Just as you begin figuring out what Web 2.0 is all about ... talk of Web 3.0 begins to surface.
Back in September, drawing on an eWeek article by Jim Rapoza, I posted an entry describing some rapidly developing trends that may end up being classified as "Web 3.0".
In a December article, Is This The Birth of Web 3.0?, Julien Lecomte follows a similar line of thinking. Lecomte describes the evolution of the web as follows:
Web 1.0 -- "the good old web of the 1990's"
Web 2.0 -- "the emergence of social media (Internet users creating most of the content), powered by mature technologies (DHTML, Ajax) on somewhat stable web browsers.
Web 3.0 -- "will lead to the blurring of that artificial wall between the web browser and the desktop"
Up until very recently there has been a clear distinction between web applications and desktop applications. To access online information you open your browser. For everything else you open an application installed on your computer.
But the lines are getting blurred. Is iTunes a website or a desktop application? Is the Office template you just chose coming from your hard drive or Microsoft's website?
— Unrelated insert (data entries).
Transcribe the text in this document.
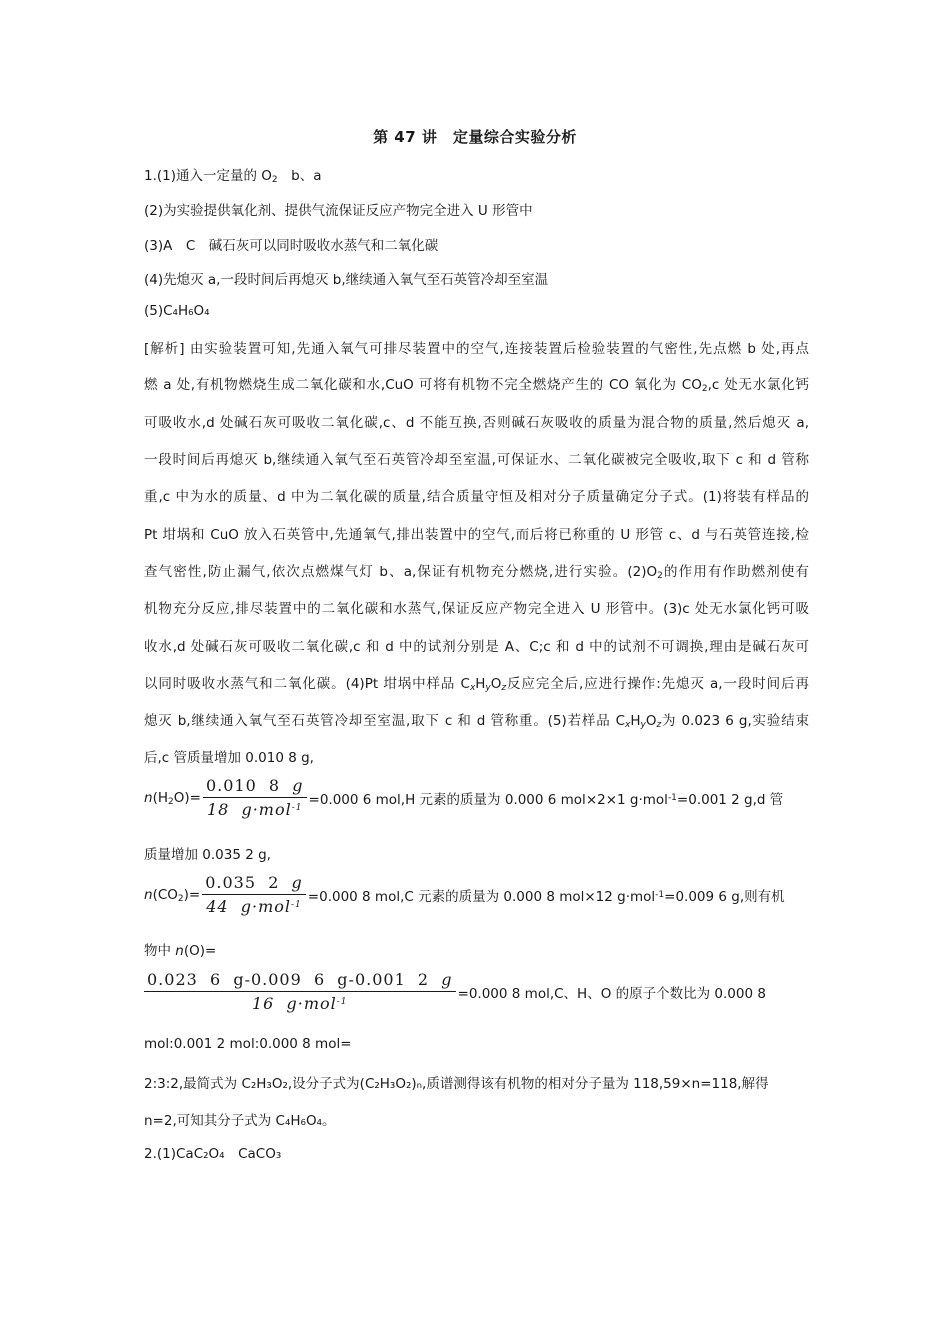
第 47 讲　定量综合实验分析
1.(1)通入一定量的 $O_2$　b、a
(2)为实验提供氧化剂、提供气流保证反应产物完全进入 U 形管中
(3)A　C　碱石灰可以同时吸收水蒸气和二氧化碳
(4)先熄灭 a,一段时间后再熄灭 b,继续通入氧气至石英管冷却至室温
(5)C₄H₆O₄
[解析] 由实验装置可知,先通入氧气可排尽装置中的空气,连接装置后检验装置的气密性,先点燃 b 处,再点
燃 a 处,有机物燃烧生成二氧化碳和水,CuO 可将有机物不完全燃烧产生的 CO 氧化为 $CO_2,c$ 处无水氯化钙
可吸收水,d 处碱石灰可吸收二氧化碳,c、d 不能互换,否则碱石灰吸收的质量为混合物的质量,然后熄灭 a,
一段时间后再熄灭 b,继续通入氧气至石英管冷却至室温,可保证水、二氧化碳被完全吸收,取下 c 和 d 管称
重,c 中为水的质量、d 中为二氧化碳的质量,结合质量守恒及相对分子质量确定分子式。(1)将装有样品的
Pt 坩埚和 CuO 放入石英管中,先通氧气,排出装置中的空气,而后将已称重的 U 形管 c、d 与石英管连接,检
查气密性,防止漏气,依次点燃煤气灯 b、a,保证有机物充分燃烧,进行实验。$(2)O_2$的作用有作助燃剂使有
机物充分反应,排尽装置中的二氧化碳和水蒸气,保证反应产物完全进入 U 形管中。(3)c 处无水氯化钙可吸
收水,d 处碱石灰可吸收二氧化碳,c 和 d 中的试剂分别是 A、C;c 和 d 中的试剂不可调换,理由是碱石灰可
以同时吸收水蒸气和二氧化碳。(4)Pt 坩埚中样品 $C_xH_yO_z$反应完全后,应进行操作:先熄灭 a,一段时间后再
熄灭 b,继续通入氧气至石英管冷却至室温,取下 c 和 d 管称重。(5)若样品 $C_xH_yO_z$为 0.023 6 g,实验结束
后,c 管质量增加 0.010 8 g,
$n(H_2O)= \frac{0.010 8 g}{18 g\cdot mol^{-1}} =0.000$ 6 mol,H 元素的质量为 0.000 6 mol×2×1 g·mol -1 =0.001 2 g,d 管
质量增加 0.035 2 g,
$n(CO_2)= \frac{0.035 2 g}{44 g\cdot mol^{-1}} =0.000$ 8 mol,C 元素的质量为 0.000 8 mol×12 g·mol -1 =0.009 6 g,则有机
物中 n(O)=
$\frac{0.023 6 g-0.009 6 g-0.001 2 g}{16 g\cdot mol^{-1}} =0.000$ 8 mol,C、H、O 的原子个数比为 0.000 8
mol:0.001 2 mol:0.000 8 mol=
2:3:2,最简式为 C₂H₃O₂,设分子式为(C₂H₃O₂)ₙ,质谱测得该有机物的相对分子量为 118,59×n=118,解得
n=2,可知其分子式为 C₄H₆O₄。
2.(1)CaC₂O₄　CaCO₃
Desktop applications are beginning to seamlessly access the web for certain functions.
Soon you won't need the desktop app at all! With Google and other developers writing fully-online versions of word processors, spreadsheets, graphic editors, 3-D modeling, language translation, and more, there won't be a need to install client software. There might not be a need for Windows. Just make sure you have a browser running on your machine. And a network connection (although apparently this won't even be required all the time).
Whatever Web 3.0 turns out to be it will be here sooner than we think.